I hoped Eddie would have the patience to see it through another winter and keep at it. Recently she rejoined the Mile End fitness Wed AM group for 90mins and 4km of swim fitness. It is an early start but she is there working hard in her lane. These group sessions including our Summer Openwater sessions keep her motivated, challenged and inspired. It was not easy to convince her that taking a step back now and again from her fitness sessions and work on technique would help in the longer term. Of course, she was not about to become unfit while biking and running so much, but it is highly counter-intuitive for someone with a Championship mindset to be told to step back a little, take it easy a little more, and be patient. Keeping track of progress and setting new challenges was key.

Results, Testing & Scheduling

I quickly learned that Eddie was keen on stats, such as knowing Resting HRs, weight, calories consumed, 5km PBs, foot cadence, etc. I developed a schedule so that even small degrees of progress were clear.
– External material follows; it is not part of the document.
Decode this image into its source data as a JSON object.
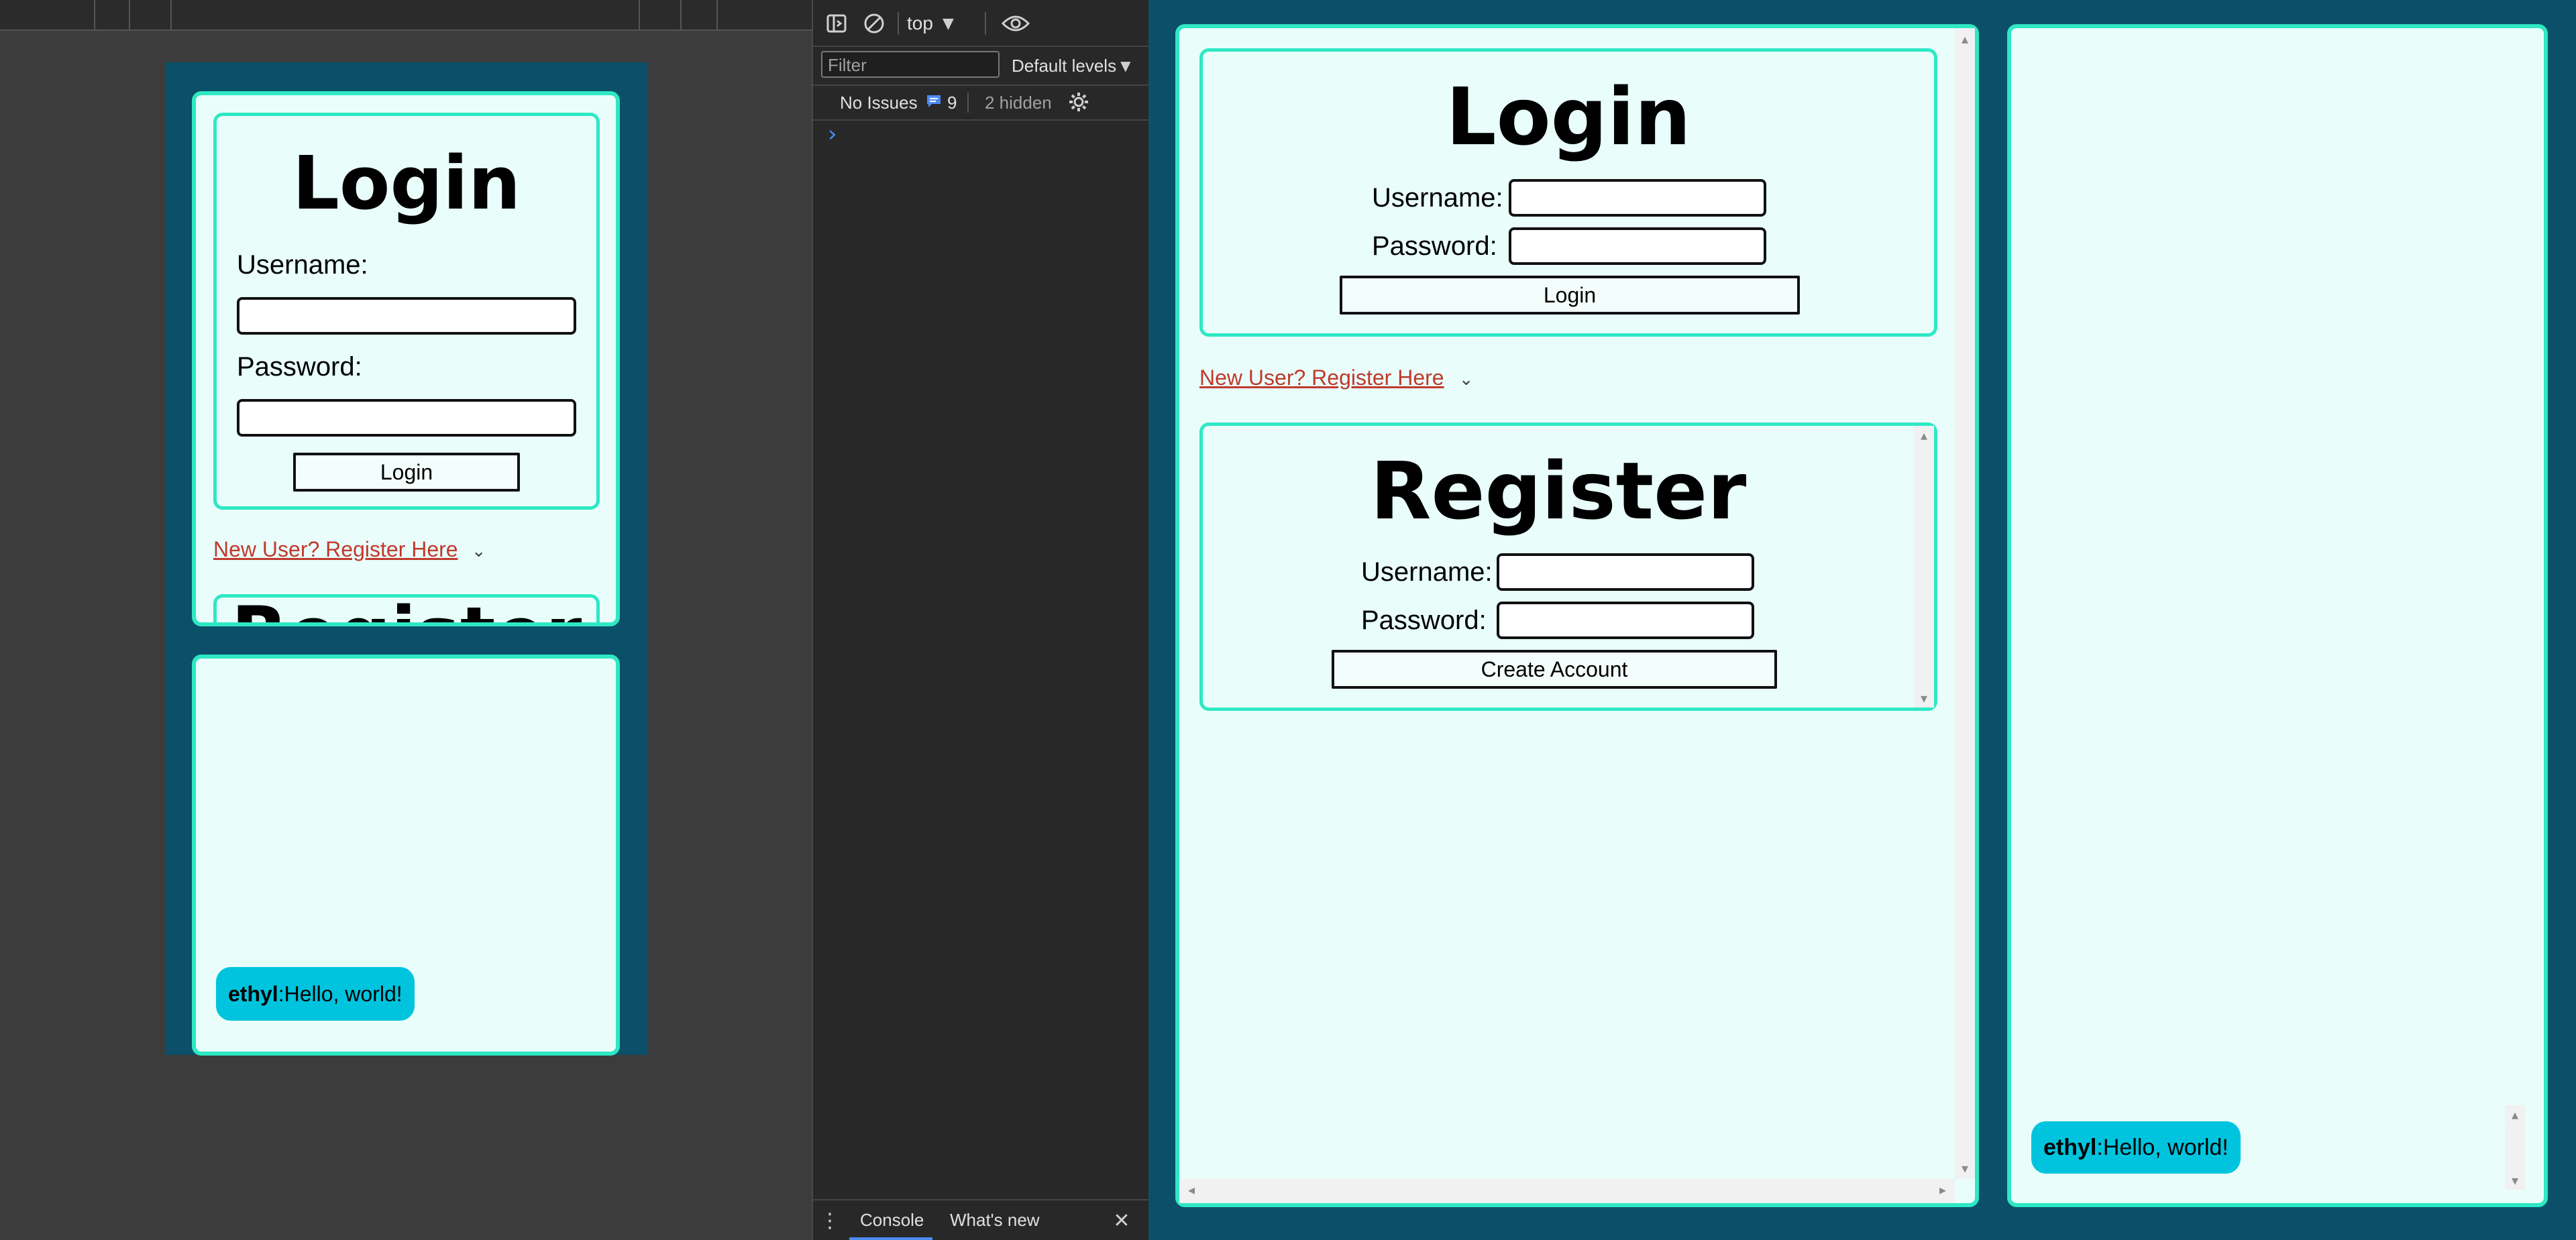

At first, in a typical week, we juggled 2 pure drills sessions, 1 technical endurance session and a light fitness session. Stroke efficiency developed with this balance and, if the next test went well, we would bring it up to 2 fitness sessions and lose one of the pure drills sessions. If our efficiency measures stalled we would take a step back, talk about what was lacking or being lost in the stroke, devise a plan and continue. Even the fitness sessions I write contain 20-30% of drills, due to the technical nature of the sport.

2017 and onwards

I guess the best lesson we can draw from Eddie’s experience is that swimming is not a “one size fits all” sport.  You cannot mimic a good swimmer and expect to swim like them regardless of the assurances they might give that their new technique is wonderful. Given the fact that a large proportion of people new to triathlon are coming from either running or cycling backgrounds, and given that most of them have struggle with swimming technique, we can safely say that many of the things that Eddie has struggled with are common issues that triathletes of all levels struggle with. But, each of us has unique strengths and weaknesses that need to be addressed effectively in order to see us become more complete, better performing triathletes who really can enjoy all three disciplines of the sport. I see another IM in Eddies future. Watch out Mexico.